There are fireplaces on each end of Buchanan Log House -- on the original hall and Parlor style. When the 1820 addition was added, the fireplace on the west end was removed from the original log home and placed on the west end of the 1820 addition ; so the chimney on the east end has a fireplace in the Nave Room (downstairs) and in the Lucinda Room (upstairs). The chimney on the west end has a fireplace in the 1820 addition (now our dining room).
James Buchanan, an early settler in Davidson County, married Lucinda East in 1810. The first log addition to the home was necessitated in 1820, to accommodate their growing family, which eventually numbered 16 children.
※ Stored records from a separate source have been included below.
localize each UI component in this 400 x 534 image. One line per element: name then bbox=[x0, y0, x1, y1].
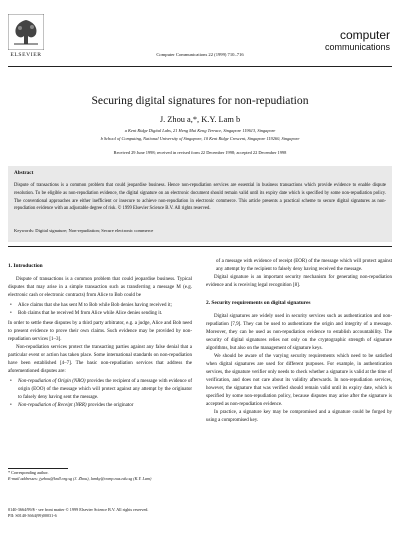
section-heading-introduction: 1. Introduction bbox=[8, 263, 43, 269]
abstract-text: Dispute of transactions is a common problem that could jeopardise business. Hence non-repudiation services are essential in business transactions which provide evidence to enable dispute resolution. To be eligible as non-repudiation evidence, the digital signature on an electronic document should remain valid until its expiry date which is specified by some non-repudiation policy. The conventional approaches are either inefficient or insecure to achieve non-repudiation in electronic commerce. This article presents a practical scheme to secure digital signatures as non-repudiation evidence with an adjustable degree of risk. © 1999 Elsevier Science B.V. All rights reserved. bbox=[14, 183, 386, 212]
front-matter-line: 0140-3664/99/$ - see front matter © 1999 Elsevier Science B.V. All rights reserved. bbox=[8, 507, 149, 512]
corresponding-author-note: * Corresponding author. bbox=[8, 470, 49, 475]
term-nrr: Non-repudiation of Receipt (NRR) bbox=[18, 403, 87, 408]
right-paragraph-1: Digital signature is an important security mechanism for generating non-repudiation evidence and is receiving legal recognition [8]. bbox=[206, 275, 392, 288]
pii-line: PII: S0140-3664(99)00031-6 bbox=[8, 513, 57, 519]
article-dates: Received 29 June 1998; received in revised form 22 December 1998; accepted 22 December 1998 bbox=[113, 150, 287, 155]
list-item bbox=[8, 402, 192, 410]
nrr-continuation: of a message with evidence of receipt (EOR) of the message which will protect against any attempt by the recipient to falsely deny having received the message. bbox=[216, 259, 392, 272]
list-item: • Bob claims that he received M from Alice while Alice denies sending it. bbox=[8, 310, 192, 318]
dispute-list bbox=[8, 302, 192, 318]
intro-paragraph-1: Dispute of transactions is a common problem that could jeopardise business. Typical disputes that may arise in a simple transaction such as transferring a message M (e.g. electronic cash or electronic contracts) from Alice to Bob could be bbox=[8, 277, 192, 298]
elsevier-tree-logo bbox=[8, 14, 44, 50]
affiliation-b: b School of Computing, National University of Singapore, 10 Kent Ridge Crescent, Singapore 119260, Singapore bbox=[100, 136, 300, 141]
header-rule bbox=[8, 66, 392, 67]
affiliation-a: a Kent Ridge Digital Labs, 21 Heng Mui Keng Terrace, Singapore 119613, Singapore bbox=[124, 128, 276, 133]
journal-brand-line1: computer bbox=[339, 28, 390, 42]
publisher-name: ELSEVIER bbox=[10, 52, 42, 58]
intro-paragraph-2: In order to settle these disputes by a third party arbitrator, e.g. a judge, Alice and Bob need to present evidence to prove their own claims. Such evidence may be provided by non-repudiation services [1–3]. bbox=[8, 321, 192, 342]
nr-services-list bbox=[8, 378, 192, 410]
abstract-rule bbox=[8, 246, 392, 247]
term-nrr-desc: provides the originator bbox=[87, 403, 134, 408]
copyright-meta bbox=[8, 507, 258, 519]
list-item bbox=[8, 378, 192, 402]
footnote bbox=[8, 470, 188, 482]
term-nro: Non-repudiation of Origin (NRO) bbox=[18, 379, 86, 384]
keywords: Keywords: Digital signature; Non-repudiation; Secure electronic commerce bbox=[14, 228, 154, 233]
term-nro-desc: provides the recipient of a message with evidence of origin (EOO) of the message which will protect against any attempt by the originator to falsely deny having sent the message. bbox=[18, 379, 193, 400]
section-heading-security: 2. Security requirements on digital signatures bbox=[206, 300, 311, 306]
article-title: Securing digital signatures for non-repudiation bbox=[91, 94, 309, 107]
author-emails: E-mail addresses: jyzhou@krdl.org.sg (J. Zhou), lamky@comp.nus.edu.sg (K.Y. Lam) bbox=[8, 476, 152, 482]
journal-citation: Computer Communications 22 (1999) 710–716 bbox=[156, 52, 244, 57]
security-paragraph-3: In practice, a signature key may be compromised and a signature could be forged by using a compromised key. bbox=[206, 410, 392, 423]
list-item: • Alice claims that she has sent M to Bob while Bob denies having received it; bbox=[8, 302, 192, 310]
security-paragraph-1: Digital signatures are widely used in security services such as authentication and non-repudiation [7,9]. They can be used to authenticate the origin and integrity of a message. Moreover, they can be used as non-repudiation evidence to establish accountability. The security of digital signatures relies not only on the cryptographic strength of signature algorithms, but also on the management of signature keys. bbox=[206, 314, 392, 351]
article-authors: J. Zhou a,*, K.Y. Lam b bbox=[159, 115, 241, 124]
right-column bbox=[206, 258, 392, 425]
security-paragraph-2: We should be aware of the varying security requirements which need to be satisfied when digital signatures are used for different purposes. For example, in authentication services, the signature verifier only needs to check whether a signature is valid at the time of verification, and does not care about its validity afterwards. In non-repudiation services, however, the signature that was verified should remain valid until its expiry date, which is specified by some non-repudiation policy, because disputes may arise after the signature is accepted as non-repudiation evidence. bbox=[206, 354, 392, 407]
journal-brand-line2: communications bbox=[324, 42, 390, 52]
footnote-rule bbox=[8, 468, 68, 469]
abstract-heading: Abstract bbox=[14, 170, 34, 176]
left-column bbox=[8, 262, 192, 410]
intro-paragraph-3: Non-repudiation services protect the transacting parties against any false denial that a particular event or action has taken place. Some international standards on non-repudiation have been established [4–7]. The basic non-repudiation services that address the aforementioned disputes are: bbox=[8, 345, 192, 374]
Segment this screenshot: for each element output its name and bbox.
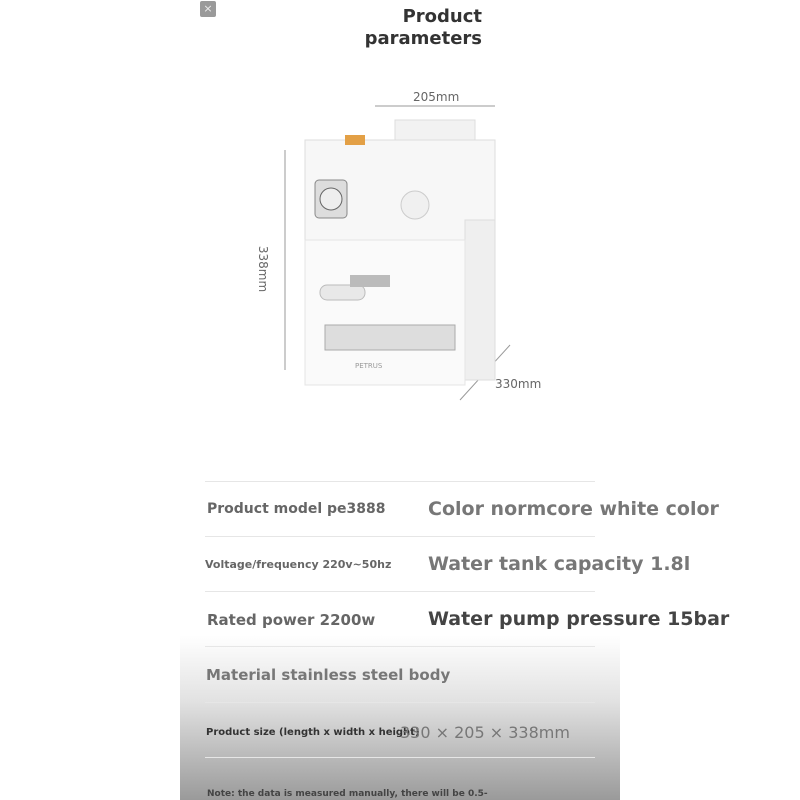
page-title: Product parameters [364, 6, 482, 49]
spec-voltage: Voltage/frequency 220v~50hz [205, 558, 392, 571]
spec-model: Product model pe3888 [207, 501, 386, 517]
spec-size-value: 330 × 205 × 338mm [400, 723, 570, 742]
depth-dimension: 330mm [495, 377, 542, 391]
height-dimension: 338mm [256, 245, 271, 293]
close-button[interactable]: × [200, 1, 216, 17]
coffee-machine-image [250, 80, 550, 410]
brand-logo: PETRUS [355, 362, 383, 370]
spec-power: Rated power 2200w [207, 611, 376, 629]
width-dimension: 205mm [413, 90, 460, 104]
spec-material: Material stainless steel body [206, 666, 451, 684]
spec-pressure: Water pump pressure 15bar [428, 608, 730, 630]
spec-tank: Water tank capacity 1.8l [428, 553, 691, 575]
gradient-overlay [180, 635, 620, 800]
spec-note: Note: the data is measured manually, there will be 0.5- [207, 789, 488, 799]
spec-size-label: Product size (length x width x height) [206, 727, 420, 738]
spec-color: Color normcore white color [428, 498, 719, 520]
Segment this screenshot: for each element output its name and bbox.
The next addition to the house occurred in 1900.
Two historical prominent residents were Judge Thomas N. Frazier who purchased the home in 1867, and his son, James Beriah Frazier. Judge Frazier was Criminal Court Judge for Rutherford and Davidson Counties, and was impeached during the Reconstruction Days because of his so-called interference in the ratification of the 14th Amendment. (He was later restored to office in 1870). James Beriah Frazier spent his teenage years in this home. He was a popular governor 1903 to 1905, and was a U.S. Senator 1905 to 1911.
The Buchanan Log House is the property of the Association for the Preservation of Tennessee Antiquities and is operated by the Buchanan Log House Chapter.